Medical recommendations: a useful tool to change the practices of health professionals? (Policy Brief 291 - October 2012)

Medical recommendations: a useful tool to change the practices of health professionals? (Policy Brief 291 - October 2012)

02/10/12

 

Medical recommendations are presented as written to help the practitioner if the patient to choose the treatment most appropriate to a given clinical situation. Tool decision support these recommendations are also frame work practices to reduce their heterogeneity. If the effects of these repositories are very difficult to assess, they rely heavily on their appropriation by doctors.

  • Medical recommendations: a useful tool to change the practices of health professionals?

To be an effective vehicle for changing professional practice recommendations would benefit the one hand, to better reconcile the objectives of the various stakeholders (health professionals, health insurance and users), to satisfy the requirements both in terms of scientific rigor than actual use. This could lead to a new generation of recommendations that would incorporate, from the production phase, the aim of implementation.

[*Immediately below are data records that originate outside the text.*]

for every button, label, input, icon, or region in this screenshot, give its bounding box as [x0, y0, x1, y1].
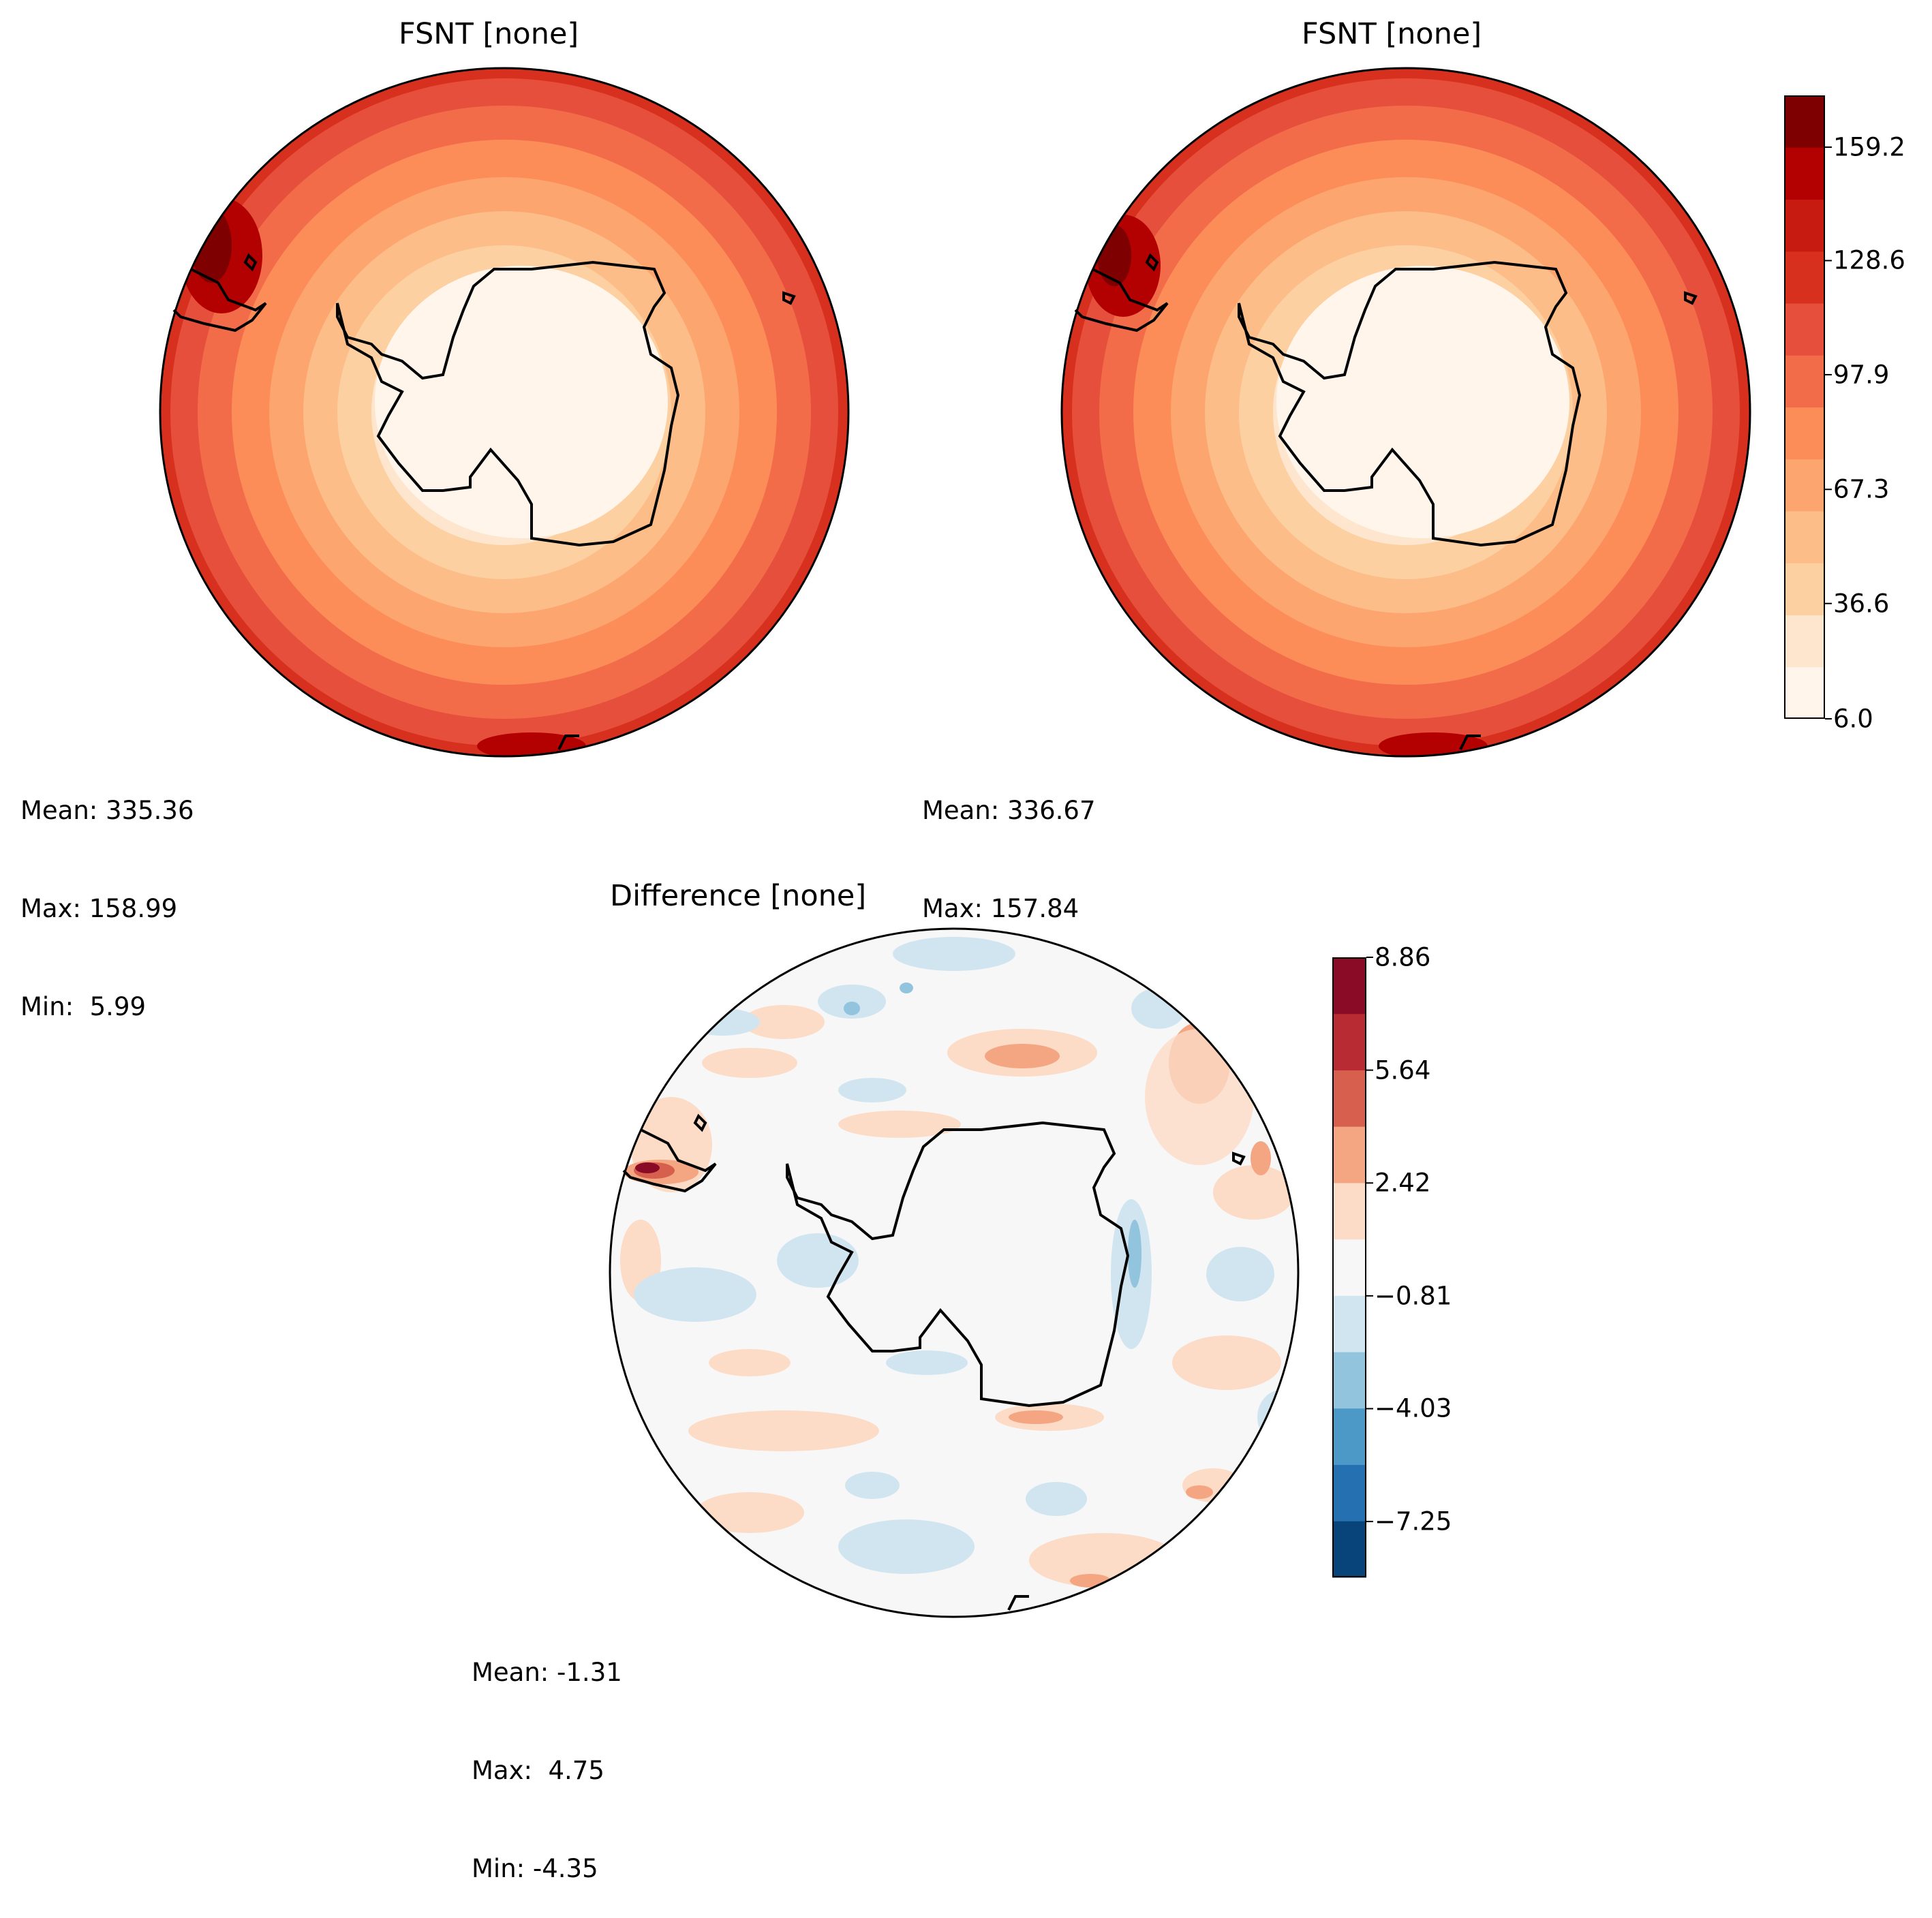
- fsnt-colorbar-tick-label: 159.2: [1833, 132, 1905, 162]
- diff-colorbar-segment: [1332, 1408, 1366, 1466]
- panel3-max: Max: 4.75: [472, 1756, 604, 1785]
- panel1-mean: Mean: 335.36: [20, 796, 194, 825]
- fsnt-colorbar-segment: [1784, 251, 1825, 304]
- panel3-antarctica-coastline: [786, 1121, 1130, 1408]
- panel1-stats: Mean: 335.36 Max: 158.99 Min: 5.99: [20, 729, 194, 1056]
- panel1-title: FSNT [none]: [399, 17, 579, 51]
- panel2-field: [1062, 68, 1750, 756]
- fsnt-colorbar-tick-label: 67.3: [1833, 474, 1890, 504]
- diff-colorbar-tick-label: −0.81: [1375, 1281, 1452, 1311]
- diff-colorbar-segment: [1332, 957, 1366, 1015]
- diff-colorbar-tick-label: −4.03: [1375, 1393, 1452, 1423]
- fsnt-colorbar-tick-label: 128.6: [1833, 245, 1905, 275]
- fsnt-colorbar-segment: [1784, 147, 1825, 200]
- diff-colorbar: [1332, 957, 1373, 1578]
- fsnt-colorbar-segment: [1784, 407, 1825, 460]
- diff-colorbar-segment: [1332, 1126, 1366, 1184]
- panel2-title: FSNT [none]: [1302, 17, 1482, 51]
- diff-colorbar-segment: [1332, 1352, 1366, 1409]
- fsnt-colorbar-segment: [1784, 95, 1825, 148]
- diff-colorbar-tick-label: 2.42: [1375, 1168, 1431, 1198]
- fsnt-colorbar-segment: [1784, 459, 1825, 512]
- panel3-south-america-coastline: [622, 1128, 717, 1193]
- diff-colorbar-frame: [1332, 957, 1366, 1577]
- diff-colorbar-segment: [1332, 1521, 1366, 1578]
- fsnt-colorbar-segment: [1784, 355, 1825, 407]
- fsnt-colorbar-tick-label: 36.6: [1833, 589, 1890, 619]
- panel2-south-america-coastline: [1074, 268, 1169, 332]
- fsnt-colorbar-segment: [1784, 615, 1825, 668]
- fsnt-colorbar-segment: [1784, 666, 1825, 720]
- fsnt-colorbar-segment: [1784, 303, 1825, 356]
- panel3-min: Min: -4.35: [472, 1854, 598, 1883]
- panel1-min: Min: 5.99: [20, 992, 147, 1021]
- diff-colorbar-segment: [1332, 1295, 1366, 1352]
- panel1-max: Max: 158.99: [20, 894, 178, 923]
- fsnt-colorbar-segment: [1784, 199, 1825, 252]
- panel3-mean: Mean: -1.31: [472, 1658, 622, 1687]
- fsnt-colorbar-tick-label: 6.0: [1833, 704, 1873, 734]
- fsnt-colorbar-frame: [1784, 95, 1825, 719]
- fsnt-colorbar-tick-label: 97.9: [1833, 360, 1890, 390]
- panel2-max: Max: 157.84: [922, 894, 1079, 923]
- fsnt-colorbar-segment: [1784, 563, 1825, 615]
- diff-colorbar-tick-label: −7.25: [1375, 1506, 1452, 1536]
- panel1-south-america-coastline: [172, 268, 267, 332]
- diff-colorbar-segment: [1332, 1070, 1366, 1127]
- panel1-field: [160, 68, 848, 756]
- fsnt-colorbar: [1784, 95, 1832, 720]
- panel2-mean: Mean: 336.67: [922, 796, 1096, 825]
- fsnt-colorbar-segment: [1784, 511, 1825, 563]
- panel2-antarctica-coastline: [1238, 260, 1582, 547]
- diff-colorbar-segment: [1332, 1013, 1366, 1070]
- diff-colorbar-segment: [1332, 1239, 1366, 1296]
- panel3-title: Difference [none]: [610, 879, 867, 913]
- panel1-antarctica-coastline: [336, 260, 680, 547]
- diff-colorbar-tick-label: 5.64: [1375, 1055, 1431, 1085]
- panel2-min: Min: 6.03: [922, 992, 1048, 1021]
- diff-colorbar-tick-label: 8.86: [1375, 942, 1431, 972]
- diff-colorbar-segment: [1332, 1182, 1366, 1240]
- diff-colorbar-segment: [1332, 1464, 1366, 1521]
- panel3-stats: Mean: -1.31 Max: 4.75 Min: -4.35: [472, 1591, 622, 1918]
- panel2-stats: Mean: 336.67 Max: 157.84 Min: 6.03: [922, 729, 1096, 1056]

Recommendations could, on the other hand, combined with better incentives. Develop working tools incorporating the recommendations - as some software for example - encourage professionals to develop a critical eye on their practices make it through their collective exercise or involve more users appear as levers potentially effective actions to improve the quality of care.

Summary

  • Recommendations scientifically rigorous, but often difficult to implement
  • Rethinking the recommendation to combine scientific rigor and ease of use
  • Combining incentives towards health professionals
  • Author: Virginie Gimbert, Social Issues Department.

Tags: recommendations, physicians, patients, quality of care, decision support.